If you're on a recent computer, feel free to comment out the next line.
gdf = gdf.cx[-11.83:25.5, 34.9:59]
Even this filtered data frame still has 800,000 rows, so it's still a lot of data to explore:
gdf
| avg_d_kbps | geometry | |
|---|---|---|
| 0 | 5983 | POINT (-160.01862 70.63722) |
| 1 | 3748 | POINT (-160.04059 70.63357) |
| 2 | 3364 | POINT (-160.04059 70.63175) |
| 3 | 2381 | POINT (-160.03510 70.63357) |
| 4 | 3047 | POINT (-160.03510 70.63175) |
| ... | ... | ... |
| 3231240 | 19528 | POINT (169.81842 -46.29571) |
| 3231241 | 15693 | POINT (169.81293 -46.30710) |
| 3231242 | 26747 | POINT (169.66461 -46.42082) |
| 3231243 | 67995 | POINT (169.65912 -46.45110) |
| 3231244 | 1230 | POINT (168.85162 -46.56075) |
3231245 rows × 2 columns
To render point data, first create a ScatterplotLayer and then add it to a Map object:
layer = ScatterplotLayer.from_geopandas(gdf)
m = Map(layer)
m
Map(layers=[ScatterplotLayer(table=pyarrow.Table avg_d_kbps: uint32 geometry: fixed_size_list<item: double>[2]…
We can look at the documentation for ScatterplotLayer to see what other rendering options it allows. Let's set the fill color to something other than black:
layer.get_fill_color = [0, 0, 200, 200]
Blue is pretty, but the map would be more informative if we colored each point by a relevant characteristic. In this case, we have the download speed associated with each location, so let's use that!
Here we compute a linear statistic for the download speed. Given a minimum bound of 5000 and a maximum bound of 50,000 the normalized speed is linearly scaled to between 0 and 1.
min_bound = 5000
max_bound = 50000
download_speed = gdf['avg_d_kbps']
normalized_download_speed = (download_speed - min_bound) / (max_bound - min_bound)

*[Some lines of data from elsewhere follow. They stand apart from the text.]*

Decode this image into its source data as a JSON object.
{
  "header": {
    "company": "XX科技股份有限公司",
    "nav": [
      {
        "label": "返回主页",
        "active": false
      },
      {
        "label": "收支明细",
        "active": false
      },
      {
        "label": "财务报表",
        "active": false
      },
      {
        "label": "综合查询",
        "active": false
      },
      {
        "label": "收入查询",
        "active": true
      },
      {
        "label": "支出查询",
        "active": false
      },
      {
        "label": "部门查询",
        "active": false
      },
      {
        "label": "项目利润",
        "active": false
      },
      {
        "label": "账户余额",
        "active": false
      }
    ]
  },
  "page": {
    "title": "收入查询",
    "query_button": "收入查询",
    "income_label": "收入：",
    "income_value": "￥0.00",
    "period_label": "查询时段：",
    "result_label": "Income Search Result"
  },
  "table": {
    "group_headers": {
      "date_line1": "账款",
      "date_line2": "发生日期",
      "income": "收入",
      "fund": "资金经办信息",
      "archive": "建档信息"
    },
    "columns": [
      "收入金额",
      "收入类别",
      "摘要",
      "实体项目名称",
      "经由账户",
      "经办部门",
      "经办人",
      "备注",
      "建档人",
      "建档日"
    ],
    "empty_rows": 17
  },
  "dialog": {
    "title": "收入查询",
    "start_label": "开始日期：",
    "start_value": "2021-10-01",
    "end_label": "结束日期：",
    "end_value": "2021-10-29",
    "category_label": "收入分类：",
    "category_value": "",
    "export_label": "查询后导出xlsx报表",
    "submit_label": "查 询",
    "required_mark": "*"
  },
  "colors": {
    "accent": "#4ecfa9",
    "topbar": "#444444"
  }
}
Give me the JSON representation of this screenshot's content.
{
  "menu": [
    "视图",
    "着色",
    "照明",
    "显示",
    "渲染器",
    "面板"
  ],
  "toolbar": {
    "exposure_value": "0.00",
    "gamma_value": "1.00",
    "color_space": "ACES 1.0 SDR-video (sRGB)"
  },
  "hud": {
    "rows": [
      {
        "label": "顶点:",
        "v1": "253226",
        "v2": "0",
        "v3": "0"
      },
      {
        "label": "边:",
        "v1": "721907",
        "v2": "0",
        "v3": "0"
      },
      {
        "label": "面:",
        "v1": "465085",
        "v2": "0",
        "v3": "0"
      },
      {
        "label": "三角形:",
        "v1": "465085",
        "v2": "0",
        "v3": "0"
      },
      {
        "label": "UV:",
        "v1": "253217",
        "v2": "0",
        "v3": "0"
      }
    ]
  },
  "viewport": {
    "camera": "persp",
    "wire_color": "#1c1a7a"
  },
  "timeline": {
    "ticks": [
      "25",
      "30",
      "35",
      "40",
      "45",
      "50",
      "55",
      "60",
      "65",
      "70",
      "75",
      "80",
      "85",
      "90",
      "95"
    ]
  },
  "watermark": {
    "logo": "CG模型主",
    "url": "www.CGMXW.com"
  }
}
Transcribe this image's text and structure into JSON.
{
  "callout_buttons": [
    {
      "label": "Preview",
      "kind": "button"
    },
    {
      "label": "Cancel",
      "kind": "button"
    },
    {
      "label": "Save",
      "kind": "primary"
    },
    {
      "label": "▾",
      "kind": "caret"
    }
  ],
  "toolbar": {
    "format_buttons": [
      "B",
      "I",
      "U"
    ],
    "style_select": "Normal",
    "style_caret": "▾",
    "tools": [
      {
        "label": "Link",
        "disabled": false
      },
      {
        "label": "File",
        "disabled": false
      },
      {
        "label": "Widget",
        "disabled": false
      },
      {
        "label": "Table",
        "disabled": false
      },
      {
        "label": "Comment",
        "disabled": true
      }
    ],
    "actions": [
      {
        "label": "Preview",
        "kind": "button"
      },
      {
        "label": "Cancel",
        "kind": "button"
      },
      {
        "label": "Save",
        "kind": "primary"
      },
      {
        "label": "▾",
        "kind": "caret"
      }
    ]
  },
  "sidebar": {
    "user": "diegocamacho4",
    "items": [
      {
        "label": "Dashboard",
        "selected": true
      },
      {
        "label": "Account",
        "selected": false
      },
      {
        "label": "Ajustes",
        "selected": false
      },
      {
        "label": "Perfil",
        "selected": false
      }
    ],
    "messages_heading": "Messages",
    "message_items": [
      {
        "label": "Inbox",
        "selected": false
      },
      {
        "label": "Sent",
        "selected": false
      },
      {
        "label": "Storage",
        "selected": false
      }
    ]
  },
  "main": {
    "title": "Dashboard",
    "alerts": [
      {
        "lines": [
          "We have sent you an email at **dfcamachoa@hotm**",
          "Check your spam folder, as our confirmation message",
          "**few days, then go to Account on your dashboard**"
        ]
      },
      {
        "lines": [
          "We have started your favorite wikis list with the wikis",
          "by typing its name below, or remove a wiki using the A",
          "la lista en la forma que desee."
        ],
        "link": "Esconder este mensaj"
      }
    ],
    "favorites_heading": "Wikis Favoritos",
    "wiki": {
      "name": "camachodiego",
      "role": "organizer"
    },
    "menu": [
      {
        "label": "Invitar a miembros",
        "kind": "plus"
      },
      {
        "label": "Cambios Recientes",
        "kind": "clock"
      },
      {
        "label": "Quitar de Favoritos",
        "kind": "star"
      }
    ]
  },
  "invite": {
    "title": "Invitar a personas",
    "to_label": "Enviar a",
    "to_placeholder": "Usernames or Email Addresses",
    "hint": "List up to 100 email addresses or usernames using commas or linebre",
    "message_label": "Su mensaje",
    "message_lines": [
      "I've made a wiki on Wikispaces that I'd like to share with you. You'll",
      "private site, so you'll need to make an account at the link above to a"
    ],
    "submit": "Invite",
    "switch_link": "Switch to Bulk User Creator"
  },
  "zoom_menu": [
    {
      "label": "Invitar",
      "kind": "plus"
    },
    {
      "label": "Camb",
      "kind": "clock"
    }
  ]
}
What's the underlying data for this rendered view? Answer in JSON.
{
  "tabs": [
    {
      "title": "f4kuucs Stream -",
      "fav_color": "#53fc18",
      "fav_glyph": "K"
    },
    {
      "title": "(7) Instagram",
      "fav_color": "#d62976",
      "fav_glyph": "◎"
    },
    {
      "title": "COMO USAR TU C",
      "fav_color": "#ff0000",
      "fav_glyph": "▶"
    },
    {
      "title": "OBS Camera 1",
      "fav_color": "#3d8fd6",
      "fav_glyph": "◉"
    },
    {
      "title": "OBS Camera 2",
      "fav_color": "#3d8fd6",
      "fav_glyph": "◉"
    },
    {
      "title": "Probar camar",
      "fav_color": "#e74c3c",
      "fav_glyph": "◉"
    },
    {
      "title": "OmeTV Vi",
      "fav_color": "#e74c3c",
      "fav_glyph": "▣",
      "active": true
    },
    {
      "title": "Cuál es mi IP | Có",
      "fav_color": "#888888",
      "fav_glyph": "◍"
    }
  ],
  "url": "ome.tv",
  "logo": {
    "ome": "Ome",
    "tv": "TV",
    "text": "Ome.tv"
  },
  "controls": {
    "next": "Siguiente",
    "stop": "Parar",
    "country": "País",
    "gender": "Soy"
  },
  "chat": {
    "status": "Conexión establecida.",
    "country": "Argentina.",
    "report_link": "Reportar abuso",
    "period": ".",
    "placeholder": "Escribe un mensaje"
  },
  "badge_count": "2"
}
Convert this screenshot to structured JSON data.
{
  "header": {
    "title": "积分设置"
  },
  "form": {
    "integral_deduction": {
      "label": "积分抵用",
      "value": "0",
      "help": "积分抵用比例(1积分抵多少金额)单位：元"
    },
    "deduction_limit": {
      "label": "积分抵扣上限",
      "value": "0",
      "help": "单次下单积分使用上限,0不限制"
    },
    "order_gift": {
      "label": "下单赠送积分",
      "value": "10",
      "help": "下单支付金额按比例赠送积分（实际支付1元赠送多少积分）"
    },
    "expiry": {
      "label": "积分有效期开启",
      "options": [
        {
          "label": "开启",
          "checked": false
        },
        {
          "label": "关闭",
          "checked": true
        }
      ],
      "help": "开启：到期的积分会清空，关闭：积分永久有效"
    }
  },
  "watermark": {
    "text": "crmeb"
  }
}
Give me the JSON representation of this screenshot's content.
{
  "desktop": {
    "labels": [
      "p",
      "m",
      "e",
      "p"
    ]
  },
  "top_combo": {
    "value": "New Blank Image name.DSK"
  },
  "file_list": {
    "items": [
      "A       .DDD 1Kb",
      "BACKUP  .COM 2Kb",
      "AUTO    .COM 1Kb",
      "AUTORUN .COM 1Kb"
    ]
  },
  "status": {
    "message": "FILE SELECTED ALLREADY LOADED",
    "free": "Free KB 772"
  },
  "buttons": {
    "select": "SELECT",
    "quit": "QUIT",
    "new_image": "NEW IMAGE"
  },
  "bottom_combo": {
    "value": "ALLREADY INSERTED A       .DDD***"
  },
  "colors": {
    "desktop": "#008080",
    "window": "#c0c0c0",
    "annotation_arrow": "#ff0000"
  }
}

normalized_download_speed is now linearly scaled based on the bounds provided above. Keep in mind that the input range of the colormap is 0-1. So any values that are below 0 will receive the left-most color in the colormap, while any values above 1 will receive the right-most color in the colormap.
normalized_download_speed
0 0.021844
1 -0.027822
2 -0.036356
3 -0.058200
4 -0.043400
...
3231240 0.322844
3231241 0.237622
3231242 0.483267
3231243 1.399889
3231244 -0.083778
Name: avg_d_kbps, Length: 3231245, dtype: float64
We can use any colormap provided by the palettable package. Let's inspect the BrBG_10 diverging colormap below:
BrBG_10.mpl_colormap
Now let's apply the colormap on normalized_download_speed using a helper provided by lonboard. We can set it on layer.get_fill_color to update the existing colors.
layer.get_fill_color = apply_continuous_cmap(normalized_download_speed, BrBG_10, alpha=0.7)
After running the above cell, you should see the map above update with a different color per point!
We can pass an array into any of the "accessors" supported by the layer (this is any attribute that starts with get_*).
For demonstration purposes, let's also set get_radius to normalized_download_speed.
layer.get_radius = normalized_download_speed * 200
layer.radius_units = "meters"
layer.radius_min_pixels = 0.5
After running the above cell, you should see the map updated to have a different radius per point!